橘玲の日々刻々
2012年11月27日 橘玲

作家・橘玲×増原義剛対談
改正貸金業法は失敗だった!
ポピュリズムに毒された政治の敗北

ポピュリズムに乗った
選挙に弱い議員とマスコミ

 そういう認識を議員間ではどの程度共有できていたのでしょうか。

増原 あまり共有できていませんでした。どうしても政治家は選挙を意識して、世論に左右されるところがあります。よほど選挙に強い方は別として、特に小選挙区制度になってからはそういう傾向が強まりました。

 本にも書かれていますが、それはマスコミの問題も大きいということですね。経済学的には今おっしゃったことは常識ですが、この件では極めて非常識な議論がいわゆる「正義」として通ってしまった。感情的な議論の誤りを正していくのが、本来のマスコミあるいは政治家の役割のはずです。それが機能しなかったことにも問題があったように思いますが。

増原 そうですね。あえて申し上げると、マスメディアの中でも、論説や社説では、今、橘さんからご指摘があったようなことは述べられていました。ところが、社会面に載ると全く違った論調になっていた。

 「勧善懲悪」ということですね。

「結局、善意の金利規制が、多くの多重債務者を生む結果を招いてしまった」 撮影/湯浅立志

増原 そう、白か黒か。とくに当時のマスコミの報道には一種異常な空気が漂っていました。よくマスメディアは第四の権力と言われ、自分たちがつくった土俵から一歩でも踏み出す人は、こてんぱんに叩くという習性があります。それを前提に考えるならば、政治家にとってはそこを踏み出すことは大変なリスクを負うことになるのです。

 選挙で落ちたら、何もかも失ってしまいますからね。

増原 ただの人、プラス借金ですから(笑)。きちんと主張できる議員は選挙に強い方です。

 逆に、ポピュリズムに乗って、ヤミ金と消費者金融の区別もせずにひたすら叩いていた人たちというのは、選挙に弱い人と考えていいですか。
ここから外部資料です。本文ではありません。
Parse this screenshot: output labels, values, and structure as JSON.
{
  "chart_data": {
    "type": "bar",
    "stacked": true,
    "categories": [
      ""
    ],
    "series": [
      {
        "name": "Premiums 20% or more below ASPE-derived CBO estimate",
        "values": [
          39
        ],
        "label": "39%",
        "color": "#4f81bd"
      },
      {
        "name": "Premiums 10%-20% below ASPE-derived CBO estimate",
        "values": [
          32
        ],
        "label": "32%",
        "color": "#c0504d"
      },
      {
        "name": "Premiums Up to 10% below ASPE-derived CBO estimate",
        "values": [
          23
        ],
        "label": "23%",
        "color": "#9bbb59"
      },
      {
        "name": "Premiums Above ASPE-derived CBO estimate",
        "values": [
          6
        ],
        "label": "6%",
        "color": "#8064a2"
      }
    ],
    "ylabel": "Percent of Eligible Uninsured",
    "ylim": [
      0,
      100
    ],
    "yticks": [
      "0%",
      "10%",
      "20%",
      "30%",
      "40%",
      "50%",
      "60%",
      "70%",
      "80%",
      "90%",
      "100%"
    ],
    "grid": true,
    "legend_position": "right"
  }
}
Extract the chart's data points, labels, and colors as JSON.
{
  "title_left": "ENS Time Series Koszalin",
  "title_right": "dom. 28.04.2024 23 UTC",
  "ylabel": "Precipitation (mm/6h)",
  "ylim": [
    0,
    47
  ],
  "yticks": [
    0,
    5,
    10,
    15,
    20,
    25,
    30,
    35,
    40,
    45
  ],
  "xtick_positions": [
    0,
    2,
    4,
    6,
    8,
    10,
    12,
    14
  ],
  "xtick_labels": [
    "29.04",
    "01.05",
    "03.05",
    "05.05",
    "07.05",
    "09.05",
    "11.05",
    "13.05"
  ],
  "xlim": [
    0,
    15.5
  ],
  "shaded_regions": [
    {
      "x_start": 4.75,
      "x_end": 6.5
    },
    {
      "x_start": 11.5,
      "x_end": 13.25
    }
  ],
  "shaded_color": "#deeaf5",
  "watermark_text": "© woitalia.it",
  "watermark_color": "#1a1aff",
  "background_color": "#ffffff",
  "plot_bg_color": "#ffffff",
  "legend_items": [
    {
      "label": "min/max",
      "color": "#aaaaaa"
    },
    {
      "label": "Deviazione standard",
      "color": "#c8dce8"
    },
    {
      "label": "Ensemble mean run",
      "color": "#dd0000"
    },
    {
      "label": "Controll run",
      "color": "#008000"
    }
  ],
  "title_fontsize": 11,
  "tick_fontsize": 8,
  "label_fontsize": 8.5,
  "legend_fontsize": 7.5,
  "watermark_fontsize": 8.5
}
増原 一部例外はありますが、ほとんどそうだと思います。当時、たとえば地元に帰って、「先生、貸金業法の改正をどうお考えですか」と聞かれたときに、「いや、あれはおかしいんだよね」と堂々と答えることのできた議員は少なかったといえるでしょう。

長者を生んだ市場の歪み

 90年代になって日本経済が下降線をたどる中、消費者金融だけが圧倒的な収益を上げ、創業者が次々と長者番付に名を連ねていました。それに対する嫉妬から消費者金融叩きが始まったという人もいます。しかしそうなった理由の一つが、先ほどおっしゃったように、政治が上限金利を下げたからだということはほとんど理解されていません。

強制的に金利を下げれば、競争力のないところは淘汰され、安い調達金利で大量に貸せるところだけが生き残って寡占化が進むのは当たり前です。リスクとリターンで金利が決まるという正常な市場であれば、ニッチな業者も出てきて、あれほどまでの寡占状態にはならなかったのではないか。冷静になればそういう議論ができたはずですが、当時はどういう雰囲気だったのでしょうか。

増原 確かに「いかに創業者利益といっても、10年余りも長者番付の10位以内に消費者金融の創業者が名を連ねていられる状況は行き過ぎだ」という声はありました。ただ、金利の引下げで「儲からないので廃業する」ということは理解していましたが、「レバレッジを活かせる大手に有利」という意見はなかったと思います。

 そういう状況が起きるのは市場が歪んでいるからであって、歪んでいる市場を元に戻せば大手消費者金融の独占も減っていくはずだと考えるのが普通の理解だと思いますが、そのようには論じられなかったんですか。

増原 ええ。さらにもう一つの問題が〝無人化”です。そこそこ大きくなった業者が、新しいビジネスモデルとして自動契約機を導入し、さらに大きくなっていった。それはそれでいいことです。しかし、どんどん上限金利が下がっていく状況下では、いわゆる街金融と言われる中小業者にはこのビジネスモデルを真似する余力などない。

 だから中小業者は市場から退場するしかなくなるわけですね。